Israel: Protect citizens' rights to protest peacefully against forced evictions
|Publication Date||31 July 2013|
|Cite as||Amnesty International, Israel: Protect citizens' rights to protest peacefully against forced evictions, 31 July 2013, available at: http://www.refworld.org/docid/51fb66384.html [accessed 23 January 2017]|
|Disclaimer||This is not a UNHCR publication. UNHCR is not responsible for, nor does it necessarily endorse, its content. Any views expressed are solely those of the author or publisher and do not necessarily reflect those of UNHCR, the United Nations or its Member States.|
The Israeli authorities must not use excessive force on demonstrators planning to protest against a plan to forcibly evict tens of thousands of Arab Bedouins from their homes in southern Israel, said Amnesty International.
Citizens across Israel are organizing demonstrations for a "Day of Rage" on Thursday 1 August, to oppose the Prawer-Begin plan. The plan enables the forced eviction of more than 30,000 residents in the Negev desert. Peaceful protests against the proposal on 15 July were met with excessive force by Israeli riot police and border police forces. Amnesty International is calling on the government of Israel to scrap the proposal.
"The Prawer-Begin plan is a blatant example of Israel's discriminatory policies towards its Palestinian minority. It must be dropped immediately," said Philip Luther, Director of Amnesty International's Middle East and North Africa Programme.
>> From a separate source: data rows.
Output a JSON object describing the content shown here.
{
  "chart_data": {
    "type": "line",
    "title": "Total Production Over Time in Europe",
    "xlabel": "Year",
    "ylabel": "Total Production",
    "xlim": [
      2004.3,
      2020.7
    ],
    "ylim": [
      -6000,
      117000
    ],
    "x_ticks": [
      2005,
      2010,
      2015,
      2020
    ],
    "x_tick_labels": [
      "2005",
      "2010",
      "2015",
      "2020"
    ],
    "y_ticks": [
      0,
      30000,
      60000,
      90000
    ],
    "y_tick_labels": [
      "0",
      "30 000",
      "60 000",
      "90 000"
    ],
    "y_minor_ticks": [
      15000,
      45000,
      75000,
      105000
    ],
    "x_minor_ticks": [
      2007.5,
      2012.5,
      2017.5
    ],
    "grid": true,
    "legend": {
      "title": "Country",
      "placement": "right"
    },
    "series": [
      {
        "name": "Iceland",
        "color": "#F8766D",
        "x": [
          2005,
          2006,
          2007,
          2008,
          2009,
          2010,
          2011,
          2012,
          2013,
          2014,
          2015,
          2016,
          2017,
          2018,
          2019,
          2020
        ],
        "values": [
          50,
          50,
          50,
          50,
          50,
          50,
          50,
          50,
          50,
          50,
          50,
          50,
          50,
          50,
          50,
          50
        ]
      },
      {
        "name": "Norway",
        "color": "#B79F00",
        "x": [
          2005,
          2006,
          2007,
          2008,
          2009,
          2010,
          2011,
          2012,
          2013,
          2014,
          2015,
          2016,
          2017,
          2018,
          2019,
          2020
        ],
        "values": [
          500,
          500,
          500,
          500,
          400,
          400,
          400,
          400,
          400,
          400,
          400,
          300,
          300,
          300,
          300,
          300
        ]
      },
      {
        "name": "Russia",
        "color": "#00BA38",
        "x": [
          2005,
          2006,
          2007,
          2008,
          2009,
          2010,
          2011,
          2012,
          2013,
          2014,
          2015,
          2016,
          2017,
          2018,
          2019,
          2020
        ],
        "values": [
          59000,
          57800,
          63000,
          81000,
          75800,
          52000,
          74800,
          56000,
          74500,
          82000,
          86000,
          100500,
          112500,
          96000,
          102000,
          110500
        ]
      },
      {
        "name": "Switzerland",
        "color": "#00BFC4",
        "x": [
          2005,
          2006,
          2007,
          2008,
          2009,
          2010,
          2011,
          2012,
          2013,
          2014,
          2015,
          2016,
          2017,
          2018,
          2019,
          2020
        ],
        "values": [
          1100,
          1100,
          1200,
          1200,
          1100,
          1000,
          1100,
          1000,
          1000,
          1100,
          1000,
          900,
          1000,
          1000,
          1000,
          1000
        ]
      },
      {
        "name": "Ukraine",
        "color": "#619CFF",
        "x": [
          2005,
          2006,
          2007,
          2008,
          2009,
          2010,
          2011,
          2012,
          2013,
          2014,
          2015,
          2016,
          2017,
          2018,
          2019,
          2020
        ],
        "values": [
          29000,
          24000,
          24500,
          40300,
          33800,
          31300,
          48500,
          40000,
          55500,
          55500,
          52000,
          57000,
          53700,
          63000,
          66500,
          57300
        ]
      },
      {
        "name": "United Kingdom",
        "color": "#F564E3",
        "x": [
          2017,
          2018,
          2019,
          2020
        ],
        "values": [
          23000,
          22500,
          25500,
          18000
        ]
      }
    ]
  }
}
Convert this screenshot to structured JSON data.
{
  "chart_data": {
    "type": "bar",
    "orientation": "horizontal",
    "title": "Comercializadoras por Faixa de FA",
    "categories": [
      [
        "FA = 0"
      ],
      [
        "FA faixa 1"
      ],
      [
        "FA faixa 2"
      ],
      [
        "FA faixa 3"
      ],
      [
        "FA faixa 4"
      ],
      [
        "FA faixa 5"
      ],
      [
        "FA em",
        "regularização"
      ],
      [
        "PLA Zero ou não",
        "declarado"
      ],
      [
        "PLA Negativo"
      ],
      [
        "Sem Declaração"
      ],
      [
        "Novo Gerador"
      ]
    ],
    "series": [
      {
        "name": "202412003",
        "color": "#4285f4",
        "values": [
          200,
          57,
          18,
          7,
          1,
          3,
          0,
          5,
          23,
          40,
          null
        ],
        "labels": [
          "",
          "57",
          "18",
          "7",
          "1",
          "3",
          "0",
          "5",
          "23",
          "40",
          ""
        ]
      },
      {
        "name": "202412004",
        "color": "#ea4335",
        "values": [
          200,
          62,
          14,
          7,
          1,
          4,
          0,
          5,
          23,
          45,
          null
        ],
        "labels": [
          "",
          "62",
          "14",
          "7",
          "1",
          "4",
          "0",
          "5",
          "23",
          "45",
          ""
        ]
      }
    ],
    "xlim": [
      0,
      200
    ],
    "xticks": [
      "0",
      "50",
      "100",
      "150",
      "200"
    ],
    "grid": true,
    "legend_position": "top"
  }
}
"The use of excessive force by the police during the 15 July marches sent a dangerous signal about how little Israel respects the rights of its Palestinian citizens. The Israeli authorities must ensure that peaceful demonstrators are able to express their opposition to the plan free from intimidation or violence."
During the demonstrations on 15 July Israeli police forces attacked peaceful demonstrators and carried out violent arrests in Be'er Sheva, in the Negev, in Sakhnin, in the north of Israel, and in occupied East Jerusalem. Many demonstrators were injured and dozens of others - including women and children - were arrested.
The Prawer-Begin bill passed its first reading in the Knesset (Israeli parliament) on 24 June but has not yet become law. The UN High Commissioner for Human Rights condemned the plan and warned against the legitimization of forced displacement of Bedouin communities in the Negev. Despite this, the Israel Land Administration has continued to carry out repeated demolitions of homes and livelihood structures in the Bedouin villages.
Since the beginning of 2013 more than 140 Bedouin homes have been demolished by the Israeli authorities in the Negev. Most recently the village of al-'Araqib was razed on 16 July. The village had already been demolished more than 50 times in the past three years. Its residents say that they have lived on the land for decades and should have the right to remain in their homes.
For many Palestinian citizens the Prawer-Begin plan evokes the displacement of hundreds of thousands of Palestinians in the late 1940s and early 1950s, in events referred to as the "Nakba", or catastrophe.
"Rather than using excessive force against peaceful demonstrators calling for a discriminatory plan to be scrapped, Israel should listen to its citizens and respect its international human rights obligations."